Tous les projets de contrats, accords et conventions à caractère financier ou commercial où l'État
est partie doivent faire l'objet d'une consultation de la Cour Supérieure des Comptes et du Contentieux
Administratif avant leur signature, par les parties. Le rapport élaboré en la circonstance est, à la
diligence de cette Institution, transmis au Parlement.
La juridiction des Comptes exerce le contrôle a posteriori des dépenses publiques dans les conditions
prévues par les lois et règlements en vigueur. La Cour, cependant, si elle le juge nécessaire ou en
cas de dénonciations d'actes de corruption, de malversation ou de détournements de fonds publics
peut procéder à des contrôles inopinés et ponctuels, le cas échéant.
Elle juge les comptes des comptables publics. Elle vérifie sur pièce et, le cas échéant, sur place, la
régularité des recettes et des dépenses décrites dans les comptabilités publiques et s'assure du bon
emploi des crédits, fonds et valeurs gérés par les services de l'État et les autres personnes morales
de droit public.
Elle exerce un contrôle sur les organismes qui bénéficient du concours financier de l'État ou d'une
autre personne morale soumise à son contrôle.
Les contrôlés de l'exécution de la loi de finances exercés par la juridiction des comptes sont
destinés au Parlement et au Gouvernement. Les rapports établis à la suite de ces contrôles sont
transmis, tous les trois mois, aux deux branches du Parlement et au Gouvernement.
La Cour Supérieure des Comptes et du Contentieux Administratif est saisie des projets de loi de
finances et de loi de règlement, conformément aux dispositions susmentionnées. Elle fournit au
Parlement les informations et rapports nécessaires à son analyse et son appréciation des projets de
loi de finances et de règlement qui lui sont soumis.
Spécial N° 5 - Mercredi le' Février 2017 « LE MONITEUR » 25
Article 87.- Conformément aux principes découlant de la mise en œuvre de la gestion axée sur les résultats, la
Cour Supérieure des Comptes et du Contentieux Administratif juge de la performance atteinte et
de la qualité d'exécution des programmes inscrits dans les lois de finances à travers la production
d'un rapport annuel sur la performance publique transmis au Parlement et au Gouvernement. Ce
rapport doit être accompagné des recommandations de la Cour pour améliorer l'adéquation des
programmes aux politiques conduites par l'exécutif et conforter l'atteinte des résultats en matière
économique, sociale et culturelle.
Article 88.- Des dispositions réglementaires déterminent les modalités d'exécution des dispositions de la présente
section.
Section 3 - Du contrôle parlementaire
Article 89.- Le Parlement vote les ressources et les charges du budget de l'État à travers les lois de finances. Il
assure, à travers la Commission bicamérale de décharge et les commissions permanentes des deux
branches du Parlement, le contrôle permanent et régulier des dépenses publiques. Il est en droit à
cette occasion de demander à la juridiction des comptes, la réalisation de toutes enquêtes nécessaires
à son information.
Dans sa mission de contrôle le Parlement :
1) Veille, dans les limites de leurs règlements intérieurs de chacune de ses deux branches, au
cours de la gestion annuelle, à la bonne exécution de la loi de finances;
2) Intervient dans le contrôle de l'exécution du budget soit directement soit à travers la juridiction
des comptes.
Le contrôle parlementaire n'est pas limité aux seuls critères de régularité et de conformité aux lois
des opérations financières de l'État. Il porte aussi sur celui de l'opportunité des dépenses et de
l'efficacité des politiques publiques appliquées.

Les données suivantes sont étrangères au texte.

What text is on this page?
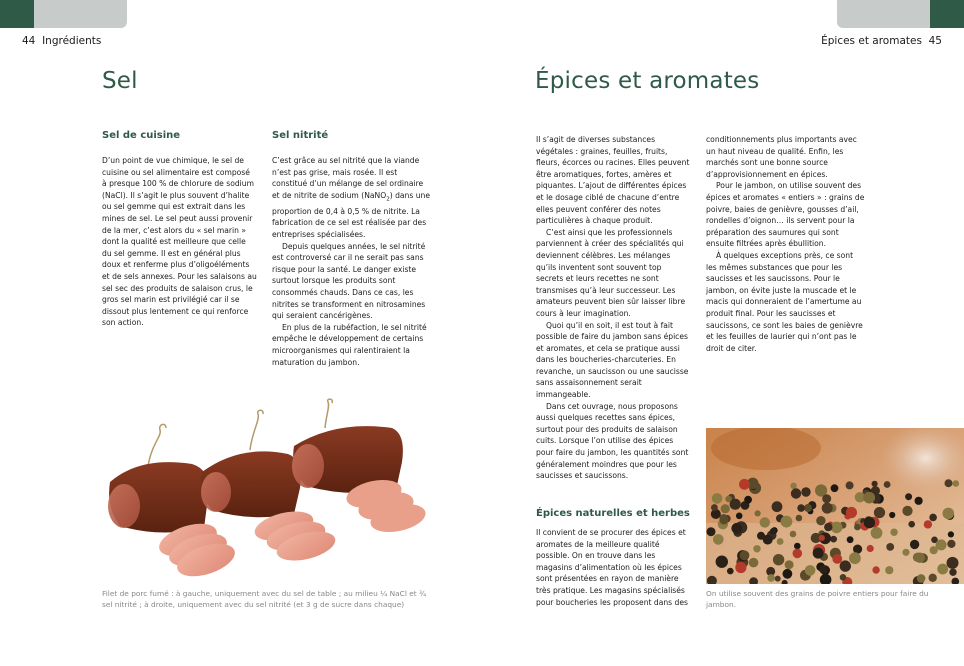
44 Ingrédients	Épices et aromates 45
Sel	Épices et aromates
Sel de cuisine

D’un point de vue chimique, le sel de cuisine ou sel alimentaire est composé à presque 100 % de chlorure de sodium (NaCl). Il s’agit le plus souvent d’halite ou sel gemme qui est extrait dans les mines de sel. Le sel peut aussi provenir de la mer, c’est alors du « sel marin » dont la qualité est meilleure que celle du sel gemme. Il est en général plus doux et renferme plus d’oligoéléments et de sels annexes. Pour les salaisons au sel sec des produits de salaison crus, le gros sel marin est privilégié car il se dissout plus lentement ce qui renforce son action.

Sel nitrité

C’est grâce au sel nitrité que la viande n’est pas grise, mais rosée. Il est constitué d’un mélange de sel ordinaire et de nitrite de sodium (NaNO$_2$) dans une proportion de 0,4 à 0,5 % de nitrite. La fabrication de ce sel est réalisée par des entreprises spécialisées.

Depuis quelques années, le sel nitrité est controversé car il ne serait pas sans risque pour la santé. Le danger existe surtout lorsque les produits sont consommés chauds. Dans ce cas, les nitrites se transforment en nitrosamines qui seraient cancérigènes.

En plus de la rubéfaction, le sel nitrité empêche le développement de certains microorganismes qui ralentiraient la maturation du jambon.

Filet de porc fumé : à gauche, uniquement avec du sel de table ; au milieu ¼ NaCl et ¾ sel nitrité ; à droite, uniquement avec du sel nitrité (et 3 g de sucre dans chaque)

Il s’agit de diverses substances végétales : graines, feuilles, fruits, fleurs, écorces ou racines. Elles peuvent être aromatiques, fortes, amères et piquantes. L’ajout de différentes épices et le dosage ciblé de chacune d’entre elles peuvent conférer des notes particulières à chaque produit.

C’est ainsi que les professionnels parviennent à créer des spécialités qui deviennent célèbres. Les mélanges qu’ils inventent sont souvent top secrets et leurs recettes ne sont transmises qu’à leur successeur. Les amateurs peuvent bien sûr laisser libre cours à leur imagination.

Quoi qu’il en soit, il est tout à fait possible de faire du jambon sans épices et aromates, et cela se pratique aussi dans les boucheries-charcuteries. En revanche, un saucisson ou une saucisse sans assaisonnement serait immangeable.

Dans cet ouvrage, nous proposons aussi quelques recettes sans épices, surtout pour des produits de salaison cuits. Lorsque l’on utilise des épices pour faire du jambon, les quantités sont généralement moindres que pour les saucisses et saucissons.

Épices naturelles et herbes

Il convient de se procurer des épices et aromates de la meilleure qualité possible. On en trouve dans les magasins d’alimentation où les épices sont présentées en rayon de manière très pratique. Les magasins spécialisés pour boucheries les proposent dans des

conditionnements plus importants avec un haut niveau de qualité. Enfin, les marchés sont une bonne source d’approvisionnement en épices.

Pour le jambon, on utilise souvent des épices et aromates « entiers » : grains de poivre, baies de genièvre, gousses d’ail, rondelles d’oignon… ils servent pour la préparation des saumures qui sont ensuite filtrées après ébullition.

À quelques exceptions près, ce sont les mêmes substances que pour les saucisses et les saucissons. Pour le jambon, on évite juste la muscade et le macis qui donneraient de l’amertume au produit final. Pour les saucisses et saucissons, ce sont les baies de genièvre et les feuilles de laurier qui n’ont pas le droit de citer.

On utilise souvent des grains de poivre entiers pour faire du jambon.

Les informations qu'il pourrait demander ou les investigations sur place qu'il entendrait conduire
ne sauraient lui être refusées. Il peut procéder à l' audition des ministres.
Article 90.- Le contrôle parlementaire a posteriori de l'exécution du budget s'exerce lors de l'examen et du
vote du projet de loi de règlement.
CHAPITRE VIII
DES RESPONSABILITÉS EN MATIÈRE D'EXÉCUTION DES BUDGETS PUBLICS
Section I - Des responsabilités générales
Article 91.- Les fonctions d'ordonnateur et celles de comptable sont strictement incompatibles.
Les conjoints, ascendants ou descendants des ordonnateurs ne peuvent être comptables ou contrôleurs
financiers dans un ministère ou un organisme public auprès desquels lesdits ordonnateurs exercent
leurs fonctions.
Le conjoint de l'ordonnateur principal central ne peut en aucun cas être comptable ou contrôleur
financier.
Aucun fonctionnaire ne peut être affecté ou maintenu dans une fonction s'il en résulte une
incompatibilité.
Si l'incompatibilité résulte d'un fait postérieur à la nomination ou à la mutation, le fonctionnaire
est muté à nouveau dans l'intérêt du service.
26 «LE MONI'l EUR » Spécial N° 5 - Mercredi le' Février 2017
Article 92.- Dans les conditions prévues par la loi électorale, le statut général des fonctionnaires ou les statuts
particuliers, l'exercice de certaines activités est interdit aux ordonnateurs et comptables publics.
Article 93.- Les ordonnateurs, les contrôleurs financiers et les comptables publics encourent, en raison de
l'exercice de leurs attributions, les responsabilités définies par le présent chapitre.
Article 94.- Il est mis en place une instance de concertation relative à l'interprétation des normes administratives
et comptables applicables à la dépense publique. Cette instance regroupe un ordonnateur, un
contrôleur financier et un comptable public désignés respectivement par le Ministre chargé des
Finances, le Directeur chargé du Contrôle Financier et le Directeur chargé de la Comptabilité
Publique. Elle se réunit autant que de besoin et transmet ses avis au Ministre chargé des Finances
qui peut, le cas échéant, et après consultation de l'Inspection Générale des Finances, adopter une
circulaire de clarification à l'usage des ordonnateurs, contrôleurs financiers et comptables publics,
l'objectif étant d'assurer une application conforme et rigoureuse des normes selon une interprétation
unifiée et partagée entre tous les agents de la chaîne de la dépense.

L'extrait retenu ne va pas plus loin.